First-Person-View (FPV) holds immense potential for revolutionizing the trajectory of Unmanned Aerial Vehicles (UAVs), offering an exhilarating avenue for navigating complex building structures. Yet, traditional Neural Radiance Field (NeRF) methods face challenges such as sampling single points per iteration and requiring an extensive array of views for supervision. UAV videos exacerbate these issues with limited viewpoints and significant spatial scale variations, resulting in inadequate detail rendering across diverse scales. In response, we introduce FPV-NeRF, addressing these challenges through three key facets: (1) temporal consistency. Leveraging spatio-temporal continuity ensures seamless coherence between frames; (2) global structure. Incorporating various global features during point sampling preserves space integrity; (3) local granularity. Employing a comprehensive framework and multi-resolution supervision for multi-scale scene feature representation tackles the intricacies of UAV video spatial scales. Additionally, due to the scarcity of publicly available FPV videos, we introduce an innovative view synthesis method using NeRF to generate FPV perspectives from UAV footage, enhancing spatial perception for drones. Our novel dataset spans diverse trajectories, from outdoor to indoor environments, in the UAV domain, differing significantly from traditional NeRF scenarios. Through extensive experiments encompassing both interior and exterior building structures, FPV-NeRF demonstrates a superior understanding of the UAV flying space, outperforming state-of-the-art methods in our curated UAV dataset.
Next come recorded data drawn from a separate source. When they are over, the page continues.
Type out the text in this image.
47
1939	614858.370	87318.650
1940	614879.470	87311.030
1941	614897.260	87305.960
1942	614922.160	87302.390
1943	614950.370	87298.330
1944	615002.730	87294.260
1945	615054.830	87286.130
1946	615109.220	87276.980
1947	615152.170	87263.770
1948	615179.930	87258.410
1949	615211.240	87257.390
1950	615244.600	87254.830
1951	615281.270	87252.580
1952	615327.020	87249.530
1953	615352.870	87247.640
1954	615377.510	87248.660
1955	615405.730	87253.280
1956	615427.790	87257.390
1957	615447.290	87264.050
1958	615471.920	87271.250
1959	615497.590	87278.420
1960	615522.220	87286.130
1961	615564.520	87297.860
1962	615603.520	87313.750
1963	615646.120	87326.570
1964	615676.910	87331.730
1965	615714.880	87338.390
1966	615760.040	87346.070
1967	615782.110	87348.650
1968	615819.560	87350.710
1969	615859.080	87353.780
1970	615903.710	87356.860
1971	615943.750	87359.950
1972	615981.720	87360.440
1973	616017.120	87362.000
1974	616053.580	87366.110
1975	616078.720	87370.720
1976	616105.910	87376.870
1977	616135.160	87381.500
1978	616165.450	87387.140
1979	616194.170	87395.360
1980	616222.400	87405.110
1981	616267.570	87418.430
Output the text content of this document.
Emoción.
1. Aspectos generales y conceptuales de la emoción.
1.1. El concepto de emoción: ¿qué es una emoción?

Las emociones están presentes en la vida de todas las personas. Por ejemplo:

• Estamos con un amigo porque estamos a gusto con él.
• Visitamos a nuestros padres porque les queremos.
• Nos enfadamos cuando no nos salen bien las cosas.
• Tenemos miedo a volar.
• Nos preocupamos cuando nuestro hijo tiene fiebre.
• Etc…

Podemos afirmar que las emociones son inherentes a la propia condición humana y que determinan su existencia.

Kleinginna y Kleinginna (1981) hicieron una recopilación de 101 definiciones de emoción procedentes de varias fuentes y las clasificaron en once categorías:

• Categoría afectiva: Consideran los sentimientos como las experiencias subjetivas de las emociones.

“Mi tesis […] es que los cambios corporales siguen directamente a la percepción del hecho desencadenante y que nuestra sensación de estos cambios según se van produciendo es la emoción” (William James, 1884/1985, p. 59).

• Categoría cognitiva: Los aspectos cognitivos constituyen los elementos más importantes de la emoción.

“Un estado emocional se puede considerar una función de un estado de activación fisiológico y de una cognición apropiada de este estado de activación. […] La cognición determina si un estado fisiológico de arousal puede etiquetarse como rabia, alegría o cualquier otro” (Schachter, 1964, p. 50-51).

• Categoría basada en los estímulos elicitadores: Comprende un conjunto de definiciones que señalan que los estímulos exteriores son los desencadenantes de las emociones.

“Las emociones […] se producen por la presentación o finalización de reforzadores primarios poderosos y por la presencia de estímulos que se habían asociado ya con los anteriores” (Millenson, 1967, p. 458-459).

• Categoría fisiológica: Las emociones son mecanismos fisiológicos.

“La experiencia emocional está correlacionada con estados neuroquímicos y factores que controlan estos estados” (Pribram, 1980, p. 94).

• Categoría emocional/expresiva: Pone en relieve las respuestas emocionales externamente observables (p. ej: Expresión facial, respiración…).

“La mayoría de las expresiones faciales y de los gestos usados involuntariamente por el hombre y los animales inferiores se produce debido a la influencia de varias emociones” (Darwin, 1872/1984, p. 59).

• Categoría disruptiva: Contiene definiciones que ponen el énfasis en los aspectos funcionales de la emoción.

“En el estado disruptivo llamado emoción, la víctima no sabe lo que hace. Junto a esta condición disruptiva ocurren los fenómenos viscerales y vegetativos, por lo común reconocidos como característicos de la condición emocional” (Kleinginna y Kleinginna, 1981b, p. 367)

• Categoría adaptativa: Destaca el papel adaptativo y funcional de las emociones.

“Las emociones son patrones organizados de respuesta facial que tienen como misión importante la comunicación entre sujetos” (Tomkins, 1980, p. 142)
Explore our project page for further insights.
Approach
FPV-NeRF embodies several appealing qualities: First, it achieves improved temporal consistency. The robust correlation timing mechanism and spatial coherence between adjacent frames in video sequences empower FPV-NeRF to construct a more continuous and smooth overall structure. Second, it enhances the integrity of the global structure. Through the thoughtful design of cross-attention between different resolutions and the acquisition of a volume feature, the training of each point's feature considers the context of surrounding points, mitigating the risk of overlooking low contextual elements. Third, it excels in providing local granularity. The subdivision of space into regions with distinct warping functions, coupled with the transformation of coordinate positions of sampling points into high-dimensional features, including high-frequency components, ensures the high-fidelity restoration of local details.
Our proposed method includes: I) Multi-scale camera space estimation, focusing on trajectory reconstruction using adjacent time frames to model environmental space. The trajectory space undergoes division, applying distinct coordinate distortion functions based on the UAV's position and pose in adjacent frames. II) First-person view video generation with a global-local scene encoder: i) a learnable volume embedding indicating general features of each block; ii) a point location embedding providing continuous features based on position, enhancing multi-scale encoding with various frequency components; iii) a level embedding offering global features for resolution rendering and cross-attention between levels. III) For training, we propose a comprehensive loss function with three terms, incorporating Optimal Transport for disparity alignment and bounded variation for smoothness consistency among neighboring regions.
Datasets
We construct a new benchmark for 3D reconstruction on UAV videos (called the UAV dataset). The UAV dataset is captured by DJI drone, contains ten unbounded scenes, including sky, grassland and a lot of buildings. Each scene is captured by a UAV, which first flies around the building in the sky, and then lands and moves into the building through the door.
Qualification results compared with previous SOTA methods on the proposed UAV dataset. the synthesized frames of DVGO is blurred due to their limited resolutions to represent such a long trajectory, the results of Mip-NeRF 360 and F2-NeRF look shaper but have local noise and distortion due to its unbalanced scene space organization. In comparison, our FPV-NeRF takes advantage of the adaptive space subdivision and considers scene features in different scale to fully exploit the global-local representation capacity.
First-Person View Trajectory
During testing, we input a novel auto-generated point position sequence into this pipeline and can finally obtain a novel first-person view video:
Conclusion
In sum, FPV-NeRF revolutionizes drone spatial perception with a novel NeRF-based approach. It conquers UAV video reconstruction challenges through multi-scale camera estimation, global-local scene encoding, and a robust learning objective. Rigorous experiments showcase FPV-NeRF's superiority, outperforming benchmarks in our carefully curated UAV dataset across diverse trajectories.